The Wild Life isn’t necessarily a direct sequel to Fast Times at Ridgemont High, but it’s definitely a spiritual one, moving beyond high school and into whatever comes next, but still within the shared universe of a California awash in drugs, music and retail jobs.
Bill (Eric Stoltz) is in love with Anita (Lea Thompson), even though they’ve broken up. He decides that it’s time to become a grown-up and get an apartment of his own with Tom (Christopher Penn), one of his co-workers at a bowling alley. His younger brother Jim (Ilan Mitchell-Smith) is obsessed with Vietnam and spends most of his time with a strung-out vet (Randy Quaid). Along the way, they meet Anita’s best friend Eileen (Jenny Wright), their manager Harry (Rick Moranis) and a cast of weirdos who are constantly partying inside Bill and Tom’s apartment.
There are plenty of cameos and small roles by some interesting people as well, including Sherilyn Fenn, Hart Bochner, Michael Bowen, Angel Salazar, Dick Rude (Straight to Hell and the director of several early Red Hot Chili Peppers videos), Lee Ving from Fear as a cable installer, Penn’s father Leo, Crowe’s ex-wife Nancy Wilson from Heart, Ben Stein, Kevin Peter Hall not in Predator or Harry and the Hendersons or Without Warning makeup, Ashley St. John, Kitten Natividad, Ted White (who was many of the Jason stuntmen) and Ronnie Wood raiding a refrigerator at a party.
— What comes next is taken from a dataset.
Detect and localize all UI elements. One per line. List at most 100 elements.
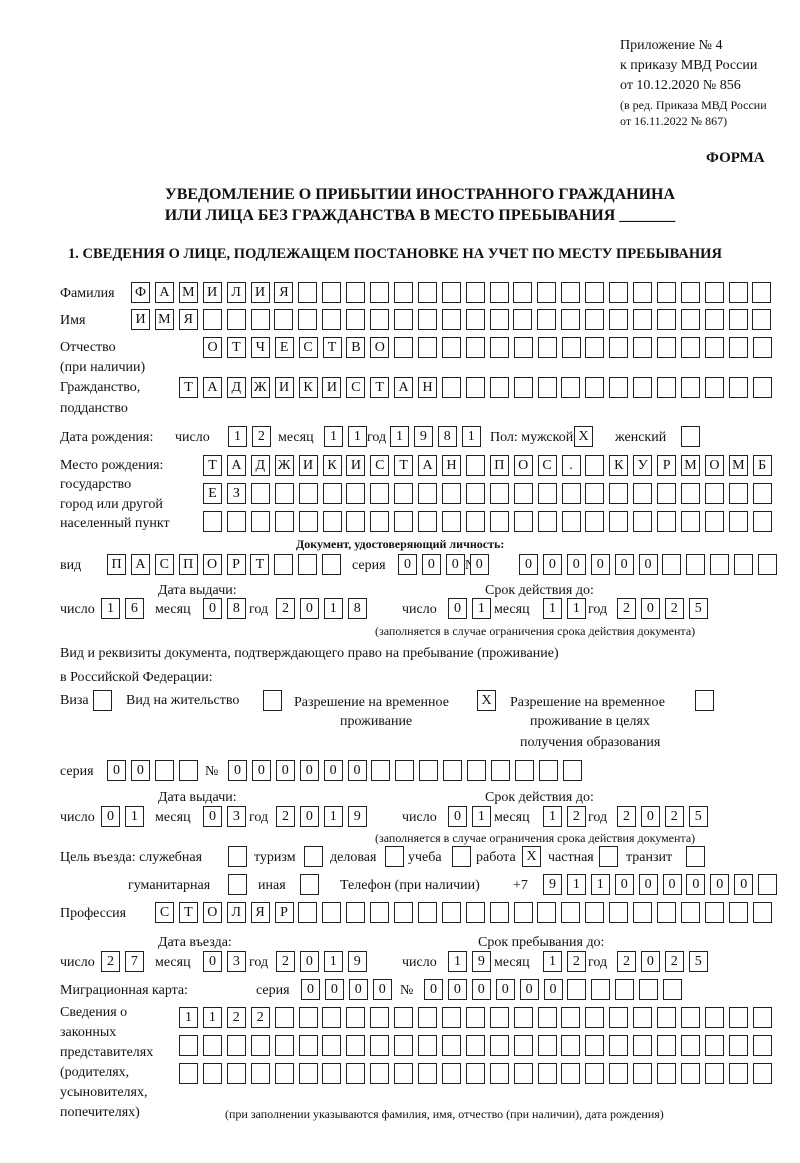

“The Wild Life” has a theme song written and performed by Bananarama and a soundtrack that includes incidental music by Eddie Val Halen*, Prince, Madonna, Andy Summers, Little Richard, Van Halen, Billy Idol, Steppenwolf and Jimi Hendrix. That soundtrack — and the music licensing fees — are why it so long to get this onto DVD, other than a made to order Universal Vault series DVD.
The new Kino Lorber blu ray of this has nine radio commercials for the film and commentary by the late Mike McBeardo McPadden and Ian Christe.
*Two Van Halen songs came out of this movie: “Good Enough” and “A.F.U. (Naturally Wired)” from 5150, “Right Now” from For Unlawful Carnal Knowledge, and “Blood And Fire” on A Different Kind a Of Truth. Some of this score also shows up in Back to the Future when Marty uses the Walkman to wake up his father. Upon the recent death of Eddie Van Halen, we examined all of his various film and TV soundtrack contributions with our “Exploring: Eddie Van Halen on Film” featurette.